Aug. 4, 2020 By Allie Griffin
A federal judge ordered New York election officials on Monday to count thousands of absentee ballots that were previously invalidated for a missing postmark — including in a local Congressional race that grabbed President Donald Trump’s attention.
Judge Analisa Torres in Manhattan ruled to reinstate mail-in votes that were not postmarked — despite being sent in on time — as well as votes that were mailed by primary election day on June 23 and received by June 25.
The decision will add roughly 1,200 previously tossed votes in the 12th Congressional race between incumbent Carolyn Maloney and her challenger Suraj Patel — a co-plaintiff in the case.
The soon-to-be added votes, however, are not enough to push Patel ahead of Maloney’s reported 3,700 lead. Yet, the insurgent has refused to concede in the primary race to represent the district, which spans Astoria and Long Island City, as well as the east side of Manhattan and Greenpoint, Brooklyn.
Patel’s campaign said about 12,500 voters in total were clearly disenfranchised based on technicalities. He indicated he can pursue further injunctive relief, according to NY1.
He and his co-plaintiffs, who include 50th Assembly District primary winner Emily Gallagher and 12 voters, had asked the court to ensure every ballot received by June 30 to be counted.
President Trump used Maloney’s race as an example of what he calls a failure of mail-in ballots — a topic he has continuously critiqued, often without evidence.
He called the race “a disaster” and said it should be rerun because of the long delay counting absentee ballots.
“They’re six weeks into it now. They have no clue what’s going on,” Trump said Monday. “I think I can say right here and now I think you have to rerun that race because it’s a mess.”
Maloney — who has represented the 12th Congressional District since 2013 — used Trump’s comments on the race to attack her opponent.

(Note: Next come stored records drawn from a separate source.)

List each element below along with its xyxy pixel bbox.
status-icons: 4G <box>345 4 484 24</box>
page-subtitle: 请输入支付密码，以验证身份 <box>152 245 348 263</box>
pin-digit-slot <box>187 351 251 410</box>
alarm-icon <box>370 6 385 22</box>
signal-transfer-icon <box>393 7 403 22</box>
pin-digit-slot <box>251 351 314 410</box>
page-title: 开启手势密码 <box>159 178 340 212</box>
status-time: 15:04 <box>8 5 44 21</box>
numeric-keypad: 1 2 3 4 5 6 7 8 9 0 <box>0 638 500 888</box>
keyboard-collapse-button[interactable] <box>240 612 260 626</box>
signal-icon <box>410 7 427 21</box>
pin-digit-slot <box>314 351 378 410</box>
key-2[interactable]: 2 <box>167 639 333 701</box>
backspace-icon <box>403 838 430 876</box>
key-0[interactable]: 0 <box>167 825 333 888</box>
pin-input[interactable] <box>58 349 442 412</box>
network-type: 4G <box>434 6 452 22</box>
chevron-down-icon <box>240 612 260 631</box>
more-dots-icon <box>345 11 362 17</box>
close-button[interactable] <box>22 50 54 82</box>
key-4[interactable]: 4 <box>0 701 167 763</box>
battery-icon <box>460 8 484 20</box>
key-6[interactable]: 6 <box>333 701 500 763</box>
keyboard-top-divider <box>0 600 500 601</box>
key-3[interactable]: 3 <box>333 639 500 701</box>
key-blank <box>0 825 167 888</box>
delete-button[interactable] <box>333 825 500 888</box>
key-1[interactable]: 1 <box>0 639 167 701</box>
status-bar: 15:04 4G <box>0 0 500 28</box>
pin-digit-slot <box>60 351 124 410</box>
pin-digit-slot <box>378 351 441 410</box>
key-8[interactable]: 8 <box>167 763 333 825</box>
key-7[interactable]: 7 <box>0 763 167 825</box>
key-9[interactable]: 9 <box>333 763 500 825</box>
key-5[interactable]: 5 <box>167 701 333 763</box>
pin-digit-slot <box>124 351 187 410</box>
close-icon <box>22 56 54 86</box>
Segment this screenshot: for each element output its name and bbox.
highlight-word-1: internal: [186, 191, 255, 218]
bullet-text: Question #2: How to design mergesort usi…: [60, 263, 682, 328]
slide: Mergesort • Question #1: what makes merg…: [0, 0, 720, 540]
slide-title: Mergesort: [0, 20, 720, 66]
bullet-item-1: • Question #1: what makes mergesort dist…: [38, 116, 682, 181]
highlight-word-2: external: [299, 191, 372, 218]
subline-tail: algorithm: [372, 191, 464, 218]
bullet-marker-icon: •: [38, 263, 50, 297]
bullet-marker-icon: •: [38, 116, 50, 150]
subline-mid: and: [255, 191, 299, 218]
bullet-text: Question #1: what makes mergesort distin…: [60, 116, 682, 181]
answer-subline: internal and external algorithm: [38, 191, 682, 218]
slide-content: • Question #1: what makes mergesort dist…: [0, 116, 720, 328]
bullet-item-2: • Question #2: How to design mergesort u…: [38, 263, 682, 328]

“It is regrettable that my former opponent has become President Trump’s mouthpiece in disparaging mail voting by making unsupported claims of many thousands of ballots being invalidated when the true facts show a smaller number that had no effect on the results,” she said in a statement.
The Congresswoman applauded the court’s decision to count the invalidate ballots, but said the number of votes that are now back on the table is not enough to affect her self-declared victory.
“Although the number involved cannot possibly affect the outcome of my primary election, which I won by a significant margin, I am happy that voters in my district will have their votes counted notwithstanding the Postal Services mistake,” she said.
She urged Patel to concede in the race now that the court case has been decided.
“Today’s court decision will put an end to the primary campaign,” Maloney said yesterday. “I call upon Mr. Patel to do as almost every other losing candidate has done: concede that the voters have spoken and stop validating Trump’s undermining our democratic processes.”
However, Patel said he hasn’t conceded in order to shine a light on “systemic voter disenfranchisement” that was strife in his race.
“We have an obligation to shine a light where there is darkness and get to the truth no matter how uncomfortable that truth might be – that is why I haven’t conceded in my Primary, because the issues uncovered in our NY-12 election are now bigger than any one candidate or campaign,” he said in a statement.
Patel, an attorney and an adjunct professor at NYU, condemned Trump’s statements and said they were untrue.
“We’ve said it from the beginning: our election had issues, but they were not ones of voter fraud, as Donald Trump baselessly claimed from the White House podium today,” he said yesterday.
He also took to Twitter to denounce Maloney’s claim that he has become a mouthpiece for Trump.
“We have thousands of voters whose votes weren’t counted,” Patel tweeted. “The idea that I am somehow a mouthpiece for Donald Trump is absurd on its face — our arguments are the complete opposite. The democratic process doesn’t stop when it becomes politically inconvenient for you.”
Patel said the fight is not an establishment versus progressive fight, but one to protect voting rights of Americans in the midst of the pandemic.
The court decision requires all local board of elections within New York, including the city’s board, to count the two specific types of invalidated ballots.
The City Board of Elections was set to certify the primary election results today — however it’s unclear how last night’s court decision will impact the board’s timeline. It will likely delay the results further.
Maloney is expected to hold her lead on Patel, despite the court decision.
The incumbent was first elected to the 14th Congressional District in 1992 and has represented the 12th Congressional District since 2013.
She is expected to easily win the November general election for her seat.